Pemerintah Targetkan Pertumbuhan Ekonomi 5,9% pada 2023, Apa Kata Ekonom?



KONTAN.CO.ID - JAKARTA. Menteri PPN/Kepala Bappenas Suhaso Manoarfa menargetkan pertumbuhan ekonomi Indonesia pada tahun 2023 berada pada kisaran 5,3 hingga 5,9%. Target tersebut merupakan upaya Indonesia lepas dari Middle Income Trap pada 2045.

“Untuk mencapai ini, pertumbuhan ekonomi Indonesia harus mencapai rata-rata sebesar 5,7% hingga 2045. Selain itu, kontribusi pertumbuhan ekonomi pada kawasan timur Indonesia juga harus didorong kontribusinya hingga mencapai 50% terhadap nasional,” ujar Suhaso Manoarfa dalam Rapat Koordinasi Pembangunan Pusat 2022, Kamis (21/4).

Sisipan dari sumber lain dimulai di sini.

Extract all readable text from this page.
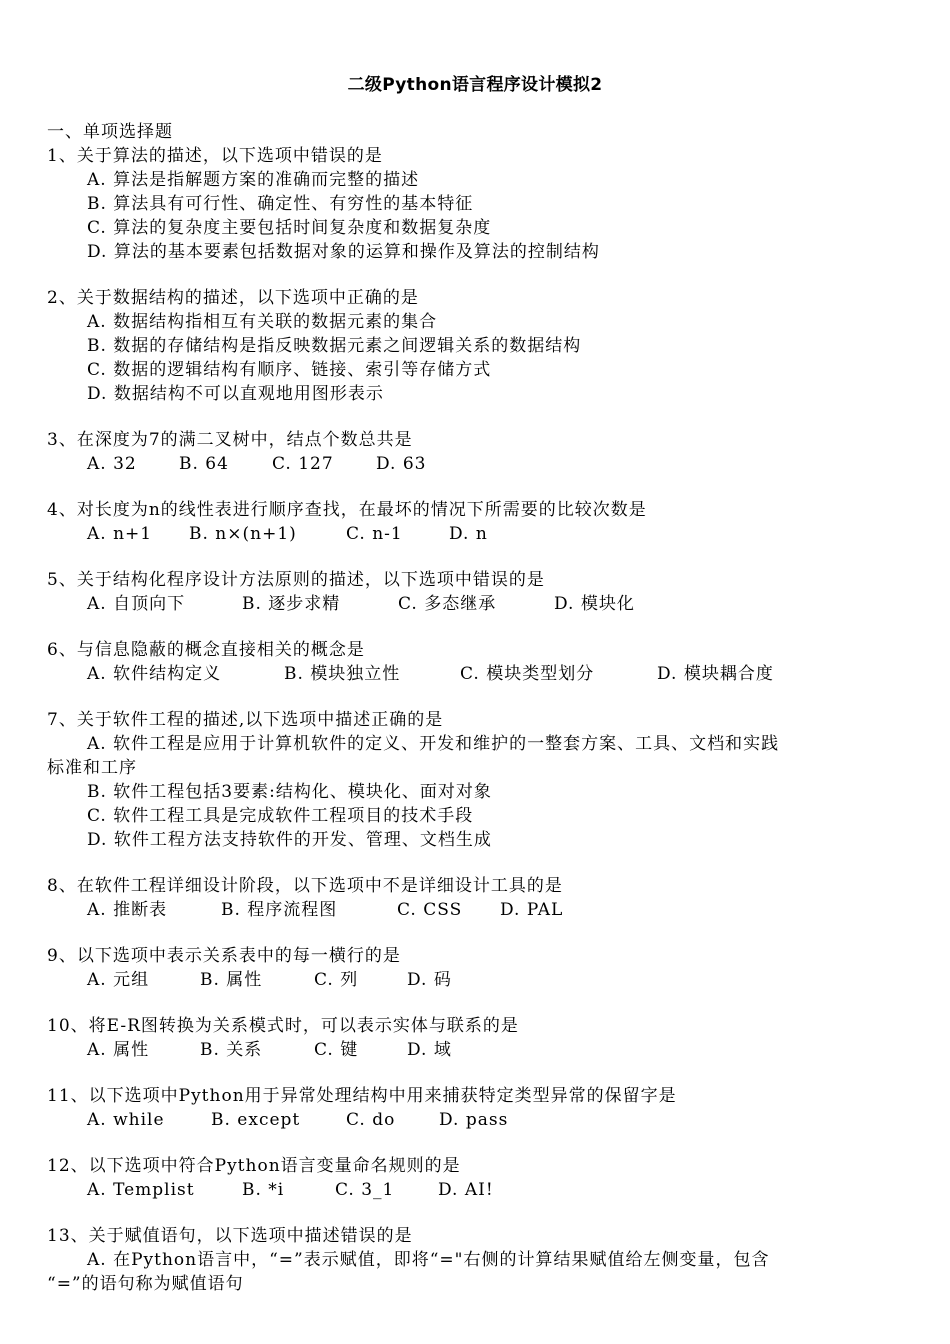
二级Python语言程序设计模拟2
一、单项选择题
1、关于算法的描述，以下选项中错误的是
A. 算法是指解题方案的准确而完整的描述
B. 算法具有可行性、确定性、有穷性的基本特征
C. 算法的复杂度主要包括时间复杂度和数据复杂度
D. 算法的基本要素包括数据对象的运算和操作及算法的控制结构
2、关于数据结构的描述，以下选项中正确的是
A. 数据结构指相互有关联的数据元素的集合
B. 数据的存储结构是指反映数据元素之间逻辑关系的数据结构
C. 数据的逻辑结构有顺序、链接、索引等存储方式
D. 数据结构不可以直观地用图形表示
3、在深度为7的满二叉树中，结点个数总共是
A. 32 B. 64	C. 127 D. 63
4、对长度为n的线性表进行顺序查找，在最坏的情况下所需要的比较次数是
A. n+1 B. n×(n+1)	C. n-1	D. n
5、关于结构化程序设计方法原则的描述，以下选项中错误的是
A. 自顶向下	B. 逐步求精	C. 多态继承	D. 模块化
6、与信息隐蔽的概念直接相关的概念是
A. 软件结构定义	B. 模块独立性	C. 模块类型划分	D. 模块耦合度
7、关于软件工程的描述,以下选项中描述正确的是
A. 软件工程是应用于计算机软件的定义、开发和维护的一整套方案、工具、文档和实践
标准和工序
B. 软件工程包括3要素:结构化、模块化、面对对象
C. 软件工程工具是完成软件工程项目的技术手段
D. 软件工程方法支持软件的开发、管理、文档生成
8、在软件工程详细设计阶段，以下选项中不是详细设计工具的是
A. 推断表	B. 程序流程图	C. CSS D. PAL
9、以下选项中表示关系表中的每一横行的是
A. 元组	B. 属性	C. 列	D. 码
10、将E-R图转换为关系模式时，可以表示实体与联系的是
A. 属性	B. 关系	C. 键	D. 域
11、以下选项中Python用于异常处理结构中用来捕获特定类型异常的保留字是
A. while	B. except	C. do	D. pass
12、以下选项中符合Python语言变量命名规则的是
A. Templist	B. *i	C. 3_1	D. AI!
13、关于赋值语句，以下选项中描述错误的是
A. 在Python语言中，“=”表示赋值，即将“="右侧的计算结果赋值给左侧变量，包含
“=”的语句称为赋值语句
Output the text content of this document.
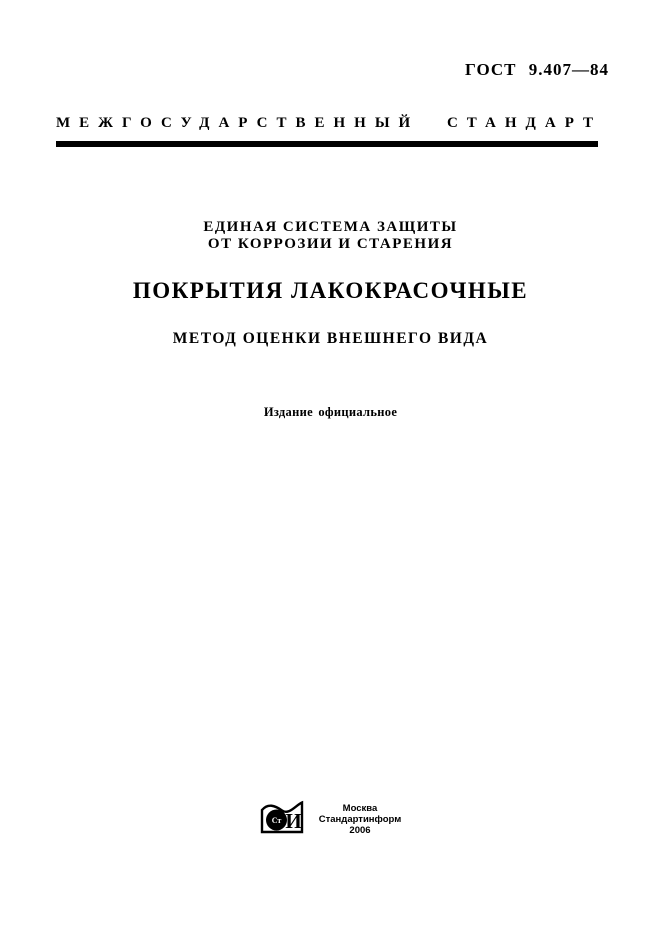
ГОСТ 9.407—84
МЕЖГОСУДАРСТВЕННЫЙ СТАНДАРТ
ЕДИНАЯ СИСТЕМА ЗАЩИТЫ
ОТ КОРРОЗИИ И СТАРЕНИЯ
ПОКРЫТИЯ ЛАКОКРАСОЧНЫЕ
МЕТОД ОЦЕНКИ ВНЕШНЕГО ВИДА
Издание официальное
Ст И
Москва
Стандартинформ
2006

Dirinya mengatakan, untuk mencapai target tersebut, diperlukan juga dorongan pada konsumsi masyarakat yang diperkirakan dapat tumbuh 5,2 hingga 5,3%, mengingat adanya peningkatan aktivitas masyarakat di tengah peralihan dari masa pandemi ke endemi.

Baca Juga: Saratoga (SRTG) Menyiapkan Belanja Modal US$ 150 Juta untuk 2022

Ekonom Makroekonomi dan Pasar Keuangan LPEM FEB UI, Teuku Riefky melihat bahwa target yang ditetapkan pemerintah pada tahun depan merupakan hal yang masuk akal, mengingat pada tahun ini banyak tekanan dan ketidakpastian. Mulai dari konflik geopolitik dan covid-19 yang masih terjadi di beberapa negara yang kemudian mendisrupsi rantai pasok global.

“Di tahun 2023 saya rasa make sense, kalau kita tertahan pertumbuhan ekonominya di 2022, maka di 2023 ini ada efek pegasnya, sehingga kemudian pertumbuhan ekonomi mampu tumbuh sedikit lebih tinggi dibandingkan kondisi normalnya,” ujar Riefky kepada Kontan.co.id, Kamis (21/4).

Jika berkaca pada kuartal II 2021, ekonomi RI bisa tembus 7,07% yang dipengaruhi oleh pemulihan ekonomi. Sehingga Riefky melihat bahwa pada tahun depan pertumbuhan ekonomi akan tumbuh sedikit lebih tinggi.

“Pada tahun 2023 mungkin akan seperti itu, jika kemudian pada tahun 2022 ini masih relatif tertahan,” katanya.

Baca Juga: Emiten Perbankan Cetak Kinerja Ciamik, Simak Rekomendasi Analis

Namun kata Riefky, tantangannya adalah bagaimana tekanan inflasi dapat dijaga sehingga daya beli masyarakat tidak tergerus terlalu dalam.

“Di sisi lain, yang perlu diperhatikan adalah defisit fiskal yang kembali 2,3%, apakah ini mampu menjaga stabilitas makro agar tidak terganggu untuk mendukung pertumbuhan ekonomi yang berkesinambungan pada 2023,” tandasnya.